What Taxpayers Are Actually Paying For

The school district's ability to offload walk zone safety infrastructure onto the city is compounded by a funding disparity most taxpayers never see on their TRIM notice.

Brevard Public Schools is exempt from Florida's Save Our Homes 3 percent annual cap on assessed value increases. The Florida Constitution, Article VII, Section 4(c), makes the exemption explicit: the cap "does not apply to school taxes."

Florida homeowners get two homestead exemptions: the first $25,000 and a second $25,000 that applies between $50,000 and $75,000 of assessed value. That second exemption reduces city and county taxes, but it does not apply to school taxes. BPS collects on a higher taxable value than the city or county does on the same property.

Here is what that looks like on a typical Palm Bay home purchased in 2016 for $200,000 and now worth approximately $380,000. The city's taxable value is capped by Save Our Homes. After nine years of 3 percent annual increases and both homestead exemptions, the city taxes on roughly $211,000. BPS is not capped. It taxes on the full market value minus only the first $25,000 exemption: $355,000. At the 2025 millage rates (BPS: 6.31 mills; City of Palm Bay: 7.70 mills per the BCPAO tax roll), that homeowner pays approximately $2,240 to BPS and $1,624 to the city. More to the school district, on a higher taxable value, at a lower millage rate.

BPS collects those taxes countywide. For FY2025, BPS ad valorem revenue across all funds was approximately $461 million. The City of Palm Bay's total property tax revenue for FY2025 was $57.8 million. The school district collects roughly eight times what the city collects.

BPS then uses the walk zone policy to defer transportation infrastructure costs: sidewalks, crosswalks, traffic signals, pedestrian beacons. Those costs land on the city, the county, and federal grantors. The entity with the most money and fewest revenue restrictions created the infrastructure demand and offloaded the cost to the lower-funded entities constrained by the cap it is exempt from.

This is not an accusation. It is the arithmetic of the arrangement.


What Needs to Happen

The problems here have solutions. None of them require waiting for the state legislature.

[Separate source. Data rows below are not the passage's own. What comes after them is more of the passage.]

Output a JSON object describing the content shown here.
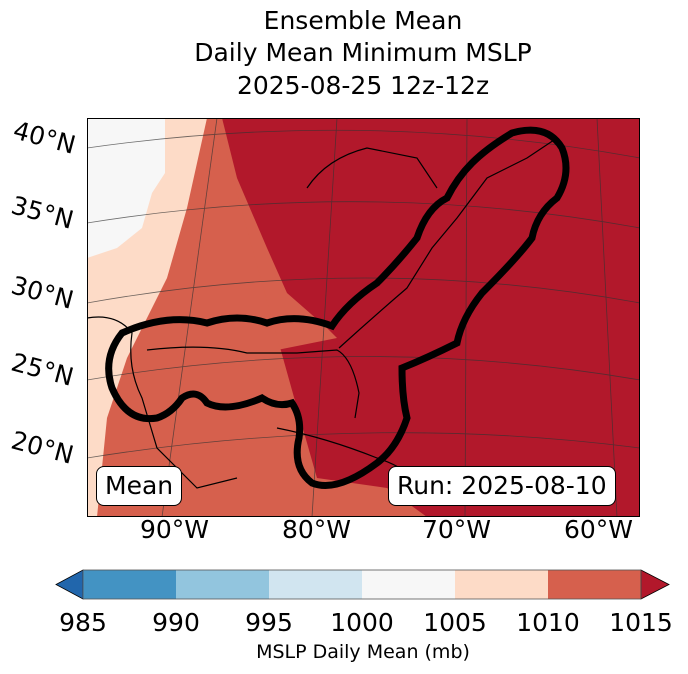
{
  "title": [
    "Ensemble Mean",
    "Daily Mean Minimum MSLP",
    "2025-08-25 12z-12z"
  ],
  "lat_labels": [
    "40°N",
    "35°N",
    "30°N",
    "25°N",
    "20°N"
  ],
  "lon_labels": [
    "90°W",
    "80°W",
    "70°W",
    "60°W"
  ],
  "annotations": {
    "left": "Mean",
    "right": "Run: 2025-08-10"
  },
  "colorbar": {
    "ticks": [
      "985",
      "990",
      "995",
      "1000",
      "1005",
      "1010",
      "1015"
    ],
    "label": "MSLP Daily Mean (mb)",
    "colors": [
      "#4393c3",
      "#92c5de",
      "#d1e5f0",
      "#f7f7f7",
      "#fddbc7",
      "#d6604d"
    ],
    "under_color": "#2166ac",
    "over_color": "#b2182b"
  }
}
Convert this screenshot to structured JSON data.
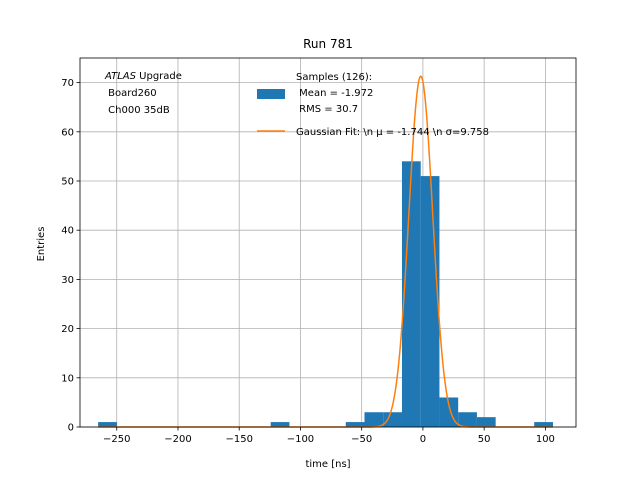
{
  "chart_data": {
    "type": "histogram",
    "title": "Run 781",
    "xlabel": "time [ns]",
    "ylabel": "Entries",
    "xlim": [
      -280,
      125
    ],
    "ylim": [
      0,
      75
    ],
    "xticks": [
      -250,
      -200,
      -150,
      -100,
      -50,
      0,
      50,
      100
    ],
    "yticks": [
      0,
      10,
      20,
      30,
      40,
      50,
      60,
      70
    ],
    "grid": true,
    "annotation": {
      "italic": "ATLAS",
      "rest": " Upgrade",
      "line2": " Board260",
      "line3": " Ch000 35dB"
    },
    "legend": {
      "placement": "upper center",
      "entries": [
        {
          "kind": "patch",
          "lines": [
            "Samples (126):",
            " Mean = -1.972",
            " RMS = 30.7"
          ]
        },
        {
          "kind": "line",
          "text": "Gaussian Fit: \\n μ = -1.744 \\n σ=9.758"
        }
      ]
    },
    "histogram": {
      "name": "Samples (126):",
      "color": "#1f77b4",
      "bins": [
        {
          "x0": -265.2,
          "x1": -249.9,
          "count": 1
        },
        {
          "x0": -124.3,
          "x1": -109.0,
          "count": 1
        },
        {
          "x0": -63.0,
          "x1": -47.7,
          "count": 1
        },
        {
          "x0": -47.7,
          "x1": -32.4,
          "count": 3
        },
        {
          "x0": -32.4,
          "x1": -17.1,
          "count": 3
        },
        {
          "x0": -17.1,
          "x1": -1.8,
          "count": 54
        },
        {
          "x0": -1.8,
          "x1": 13.5,
          "count": 51
        },
        {
          "x0": 13.5,
          "x1": 28.8,
          "count": 6
        },
        {
          "x0": 28.8,
          "x1": 44.1,
          "count": 3
        },
        {
          "x0": 44.1,
          "x1": 59.4,
          "count": 2
        },
        {
          "x0": 90.9,
          "x1": 106.2,
          "count": 1
        }
      ]
    },
    "fit": {
      "name": "Gaussian Fit",
      "color": "#ff7f0e",
      "mu": -1.744,
      "sigma": 9.758,
      "amplitude": 71.3,
      "x_range": [
        -265,
        106
      ]
    }
  }
}
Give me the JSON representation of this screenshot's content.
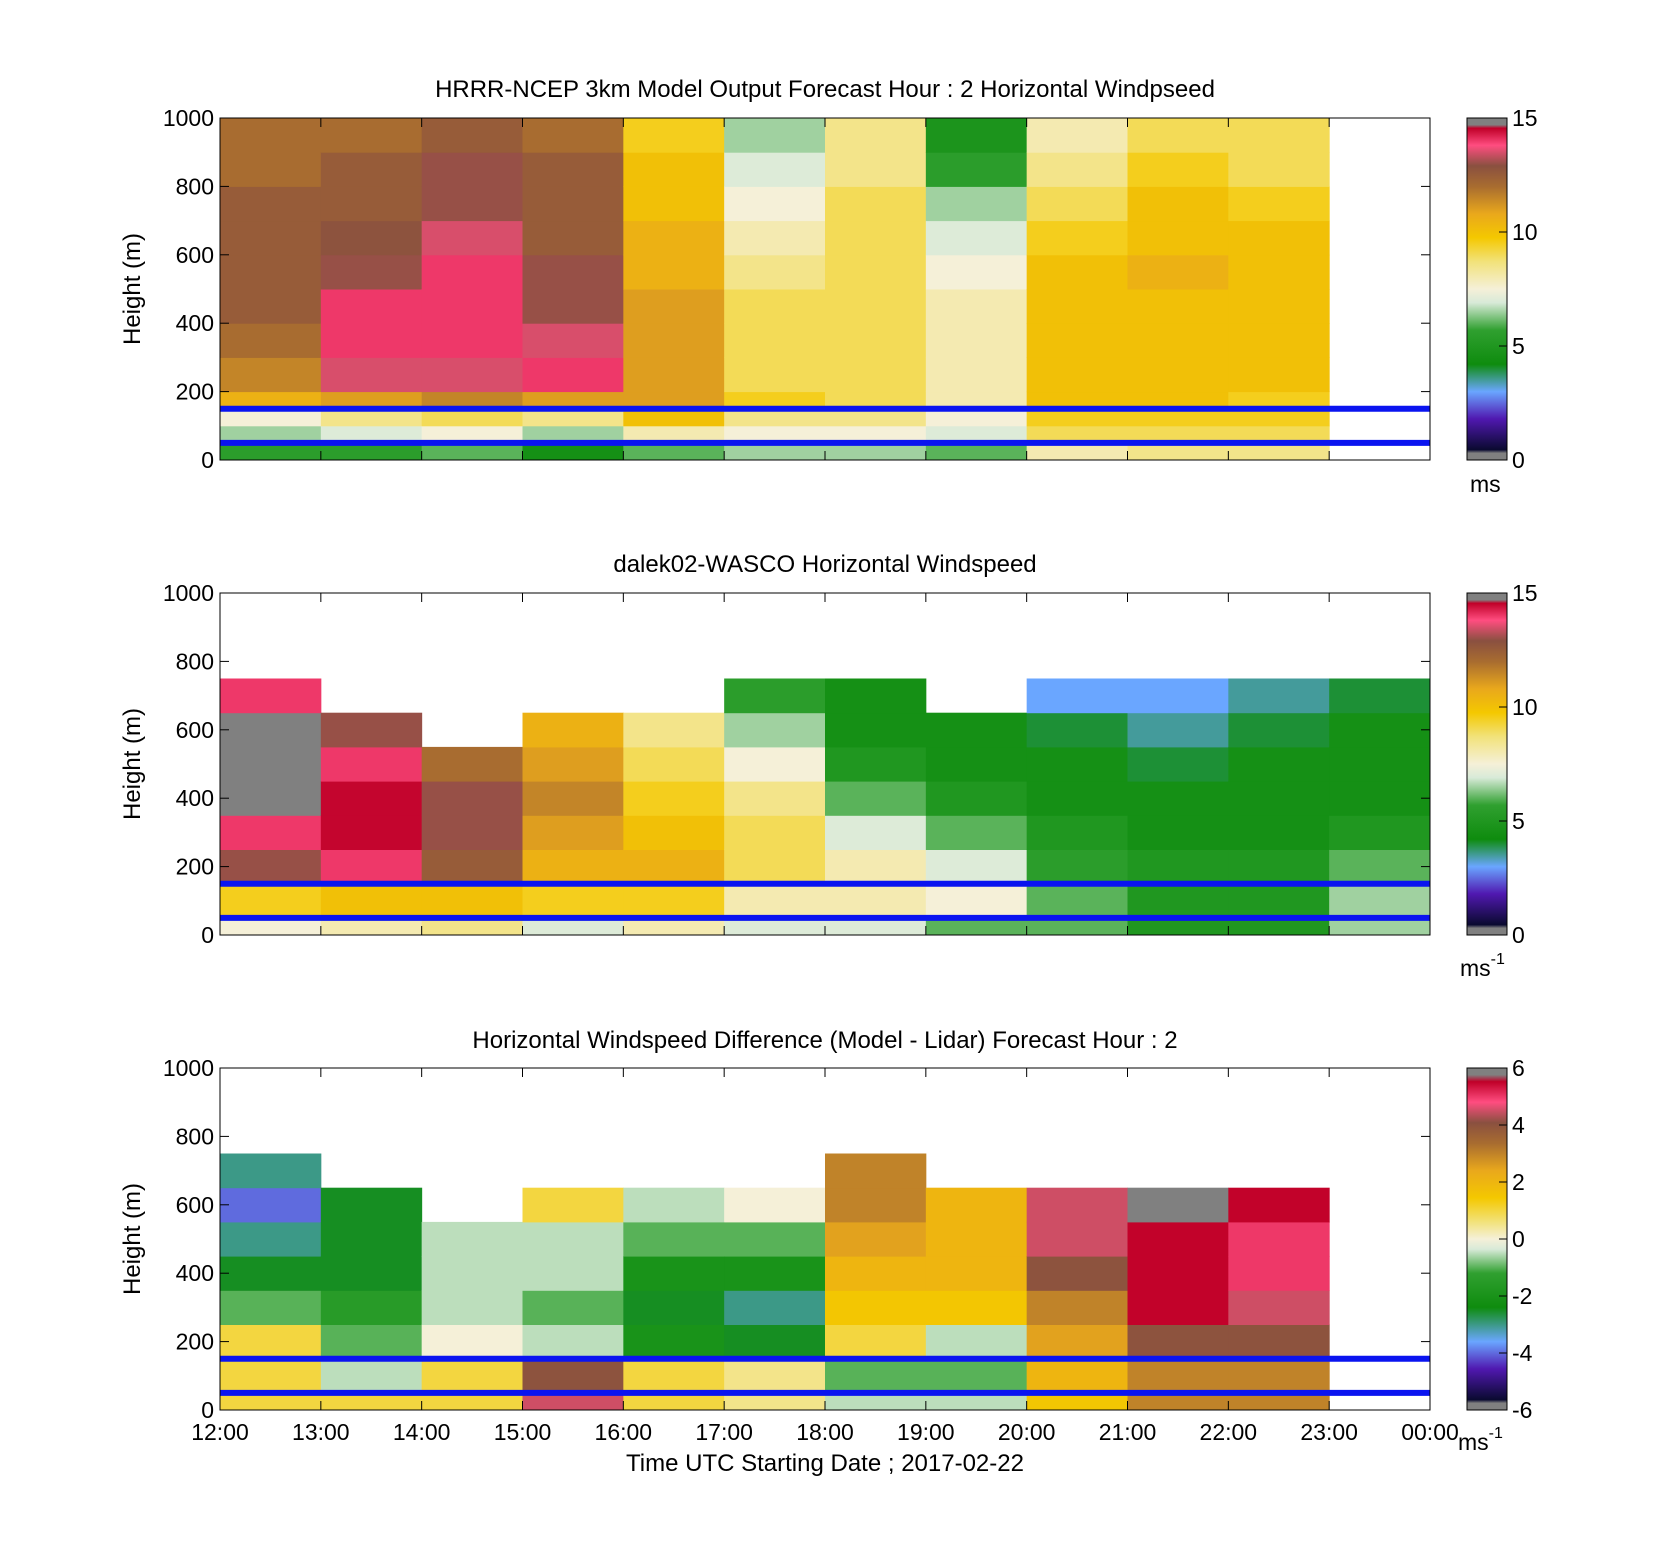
{
  "figure": {
    "xlabel": "Time UTC  Starting Date ; 2017-02-22",
    "x_ticks": [
      "12:00",
      "13:00",
      "14:00",
      "15:00",
      "16:00",
      "17:00",
      "18:00",
      "19:00",
      "20:00",
      "21:00",
      "22:00",
      "23:00",
      "00:00"
    ]
  },
  "chart_data": [
    {
      "type": "heatmap",
      "title": "HRRR-NCEP 3km Model Output   Forecast Hour : 2 Horizontal Windpseed",
      "ylabel": "Height (m)",
      "xlabel": "",
      "ylim": [
        0,
        1000
      ],
      "y_ticks": [
        "0",
        "200",
        "400",
        "600",
        "800",
        "1000"
      ],
      "colorbar": {
        "ticks": [
          "0",
          "5",
          "10",
          "15"
        ],
        "range": [
          0,
          15
        ],
        "unit": "ms",
        "unit_sup": ""
      },
      "reference_lines_m": [
        150,
        50
      ],
      "reference_line_color": "#0a14f0",
      "hours": [
        "12:00",
        "13:00",
        "14:00",
        "15:00",
        "16:00",
        "17:00",
        "18:00",
        "19:00",
        "20:00",
        "21:00",
        "22:00"
      ],
      "heights_m": [
        50,
        100,
        150,
        200,
        300,
        400,
        500,
        600,
        700,
        800,
        900,
        1000
      ],
      "values": [
        [
          5.5,
          6.5,
          7.5,
          10.5,
          11.5,
          12.0,
          12.5,
          12.5,
          12.5,
          12.5,
          12.0,
          12.0
        ],
        [
          5.5,
          7.0,
          8.5,
          11.0,
          13.5,
          14.0,
          14.0,
          13.0,
          12.8,
          12.5,
          12.5,
          12.0
        ],
        [
          6.0,
          7.5,
          9.0,
          11.5,
          13.5,
          14.0,
          14.0,
          14.0,
          13.5,
          13.0,
          13.0,
          12.5
        ],
        [
          4.5,
          6.5,
          8.5,
          11.0,
          14.0,
          13.5,
          13.0,
          13.0,
          12.5,
          12.5,
          12.5,
          12.0
        ],
        [
          6.0,
          8.0,
          10.0,
          11.0,
          11.0,
          11.0,
          11.0,
          10.5,
          10.5,
          10.0,
          10.0,
          9.5
        ],
        [
          6.5,
          7.5,
          8.5,
          9.5,
          9.0,
          9.0,
          9.0,
          8.5,
          8.0,
          7.5,
          7.0,
          6.5
        ],
        [
          6.5,
          7.5,
          8.5,
          9.0,
          9.0,
          9.0,
          9.0,
          9.0,
          9.0,
          9.0,
          8.5,
          8.5
        ],
        [
          6.0,
          7.0,
          7.5,
          8.0,
          8.0,
          8.0,
          8.0,
          7.5,
          7.0,
          6.5,
          5.5,
          4.8
        ],
        [
          8.0,
          9.0,
          9.5,
          10.0,
          10.0,
          10.0,
          10.0,
          10.0,
          9.5,
          9.0,
          8.5,
          8.0
        ],
        [
          8.5,
          9.0,
          9.5,
          10.0,
          10.0,
          10.0,
          10.0,
          10.5,
          10.0,
          10.0,
          9.5,
          9.0
        ],
        [
          8.5,
          9.0,
          9.5,
          9.5,
          10.0,
          10.0,
          10.0,
          10.0,
          10.0,
          9.5,
          9.0,
          9.0
        ]
      ]
    },
    {
      "type": "heatmap",
      "title": "dalek02-WASCO  Horizontal Windspeed",
      "ylabel": "Height (m)",
      "xlabel": "",
      "ylim": [
        0,
        1000
      ],
      "y_ticks": [
        "0",
        "200",
        "400",
        "600",
        "800",
        "1000"
      ],
      "colorbar": {
        "ticks": [
          "0",
          "5",
          "10",
          "15"
        ],
        "range": [
          0,
          15
        ],
        "unit": "ms",
        "unit_sup": "-1"
      },
      "reference_lines_m": [
        150,
        50
      ],
      "reference_line_color": "#0a14f0",
      "hours": [
        "12:00",
        "13:00",
        "14:00",
        "15:00",
        "16:00",
        "17:00",
        "18:00",
        "19:00",
        "20:00",
        "21:00",
        "22:00",
        "23:00"
      ],
      "heights_m": [
        50,
        150,
        250,
        350,
        450,
        550,
        650,
        750
      ],
      "values": [
        [
          7.5,
          9.5,
          13.0,
          14.0,
          15.5,
          16.0,
          16.0,
          14.0
        ],
        [
          8.0,
          10.0,
          14.0,
          14.5,
          14.5,
          14.0,
          13.0,
          null
        ],
        [
          8.5,
          10.0,
          12.5,
          13.0,
          13.0,
          12.0,
          null,
          null
        ],
        [
          7.0,
          9.5,
          10.5,
          11.0,
          11.5,
          11.0,
          10.5,
          null
        ],
        [
          8.0,
          9.5,
          10.5,
          10.0,
          9.5,
          9.0,
          8.5,
          null
        ],
        [
          7.0,
          8.0,
          9.0,
          9.0,
          8.5,
          7.5,
          6.5,
          5.5
        ],
        [
          7.0,
          8.0,
          8.0,
          7.0,
          6.0,
          5.0,
          4.5,
          4.5
        ],
        [
          6.0,
          7.5,
          7.0,
          6.0,
          5.0,
          4.5,
          4.5,
          null
        ],
        [
          6.0,
          6.0,
          5.5,
          5.0,
          4.5,
          4.5,
          4.0,
          3.0
        ],
        [
          5.0,
          5.0,
          5.0,
          4.5,
          4.5,
          4.0,
          3.5,
          3.0
        ],
        [
          5.0,
          5.0,
          5.0,
          4.5,
          4.5,
          4.5,
          4.0,
          3.5
        ],
        [
          6.5,
          6.5,
          6.0,
          5.0,
          4.5,
          4.5,
          4.5,
          4.0
        ]
      ]
    },
    {
      "type": "heatmap",
      "title": "Horizontal Windspeed Difference (Model - Lidar) Forecast Hour : 2",
      "ylabel": "Height (m)",
      "xlabel": "Time UTC  Starting Date ; 2017-02-22",
      "ylim": [
        0,
        1000
      ],
      "y_ticks": [
        "0",
        "200",
        "400",
        "600",
        "800",
        "1000"
      ],
      "colorbar": {
        "ticks": [
          "-6",
          "-4",
          "-2",
          "0",
          "2",
          "4",
          "6"
        ],
        "range": [
          -6,
          6
        ],
        "unit": "ms",
        "unit_sup": "-1"
      },
      "reference_lines_m": [
        150,
        50
      ],
      "reference_line_color": "#0a14f0",
      "hours": [
        "12:00",
        "13:00",
        "14:00",
        "15:00",
        "16:00",
        "17:00",
        "18:00",
        "19:00",
        "20:00",
        "21:00",
        "22:00"
      ],
      "heights_m": [
        50,
        150,
        250,
        350,
        450,
        550,
        650,
        750
      ],
      "values": [
        [
          1.0,
          1.0,
          1.0,
          -1.0,
          -2.5,
          -3.0,
          -4.0,
          -3.0
        ],
        [
          1.0,
          -0.5,
          -1.0,
          -1.5,
          -2.5,
          -2.5,
          -2.5,
          null
        ],
        [
          1.0,
          1.0,
          0.0,
          -0.5,
          -0.5,
          -0.5,
          null,
          null
        ],
        [
          4.5,
          4.0,
          -0.5,
          -1.0,
          -0.5,
          -0.5,
          1.0,
          null
        ],
        [
          1.0,
          1.0,
          -2.0,
          -2.5,
          -2.0,
          -1.0,
          -0.5,
          null
        ],
        [
          0.5,
          0.5,
          -2.5,
          -3.0,
          -2.0,
          -1.0,
          0.0,
          null
        ],
        [
          -0.5,
          -1.0,
          1.0,
          1.5,
          2.0,
          2.5,
          3.0,
          3.0
        ],
        [
          -0.5,
          -1.0,
          -0.5,
          1.5,
          2.0,
          2.0,
          2.0,
          null
        ],
        [
          1.5,
          2.0,
          2.5,
          3.0,
          4.0,
          4.5,
          4.5,
          null
        ],
        [
          3.0,
          3.0,
          4.0,
          5.5,
          5.5,
          5.5,
          6.0,
          null
        ],
        [
          3.0,
          3.0,
          4.0,
          4.5,
          5.0,
          5.0,
          5.5,
          null
        ]
      ]
    }
  ]
}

BPS should formally notify the City of Palm Bay of the nine existing hazardous walking condition designations and initiate the correction request process for corridors that haven't been corrected. Families with elementary students on those routes should be receiving Category G transportation now, not after the next complaint.

BPS should evaluate charter school sites under the same F.S. 1006.23 framework used for traditional schools. The statute does not require this; nothing prevents it. PCCA Lockmar sits on a corridor BPS has already designated hazardous for Lockmar Elementary students. The charter school sits on the same road. The children are the same age. The cars are the same cars.

The Space Coast TPO should include charter school traffic in its School Route Analyses. The current program assesses traditional school walk zones. Charter schools draw from across the district, generate concentrated traffic, and their routes have never been formally assessed. The data gap is real. The program should fill it.

The City of Palm Bay, BPS, and the TPO should build a single GIS layer. Right now, BPS tracks its hazardous designations in a document that took a FOIA request to surface. Charter school routes are not tracked at all. The city builds infrastructure without a complete picture of where the hazards are or which schools have been evaluated. The data exists in pieces across three agencies. A unified map showing all schools, all walk zones, all hazardous designations, all sidewalk gaps, and current traffic counts would cost less than one traffic signal. The city is making eight-figure infrastructure decisions without it.

The Florida legislature should amend F.S. 1006.23 to include charter schools and require proactive route evaluation. HB 1213 was a start and the House passed it unanimously. The Senate killed it. The argument for a one-mile threshold did not disappear because one chamber declined to act.

The Bike & Roll to School Day event is real, and it is a good thing. Kids should ride bikes to school. The TPO and the schools that participate are doing something worth celebrating.

The other 179 school days are the story.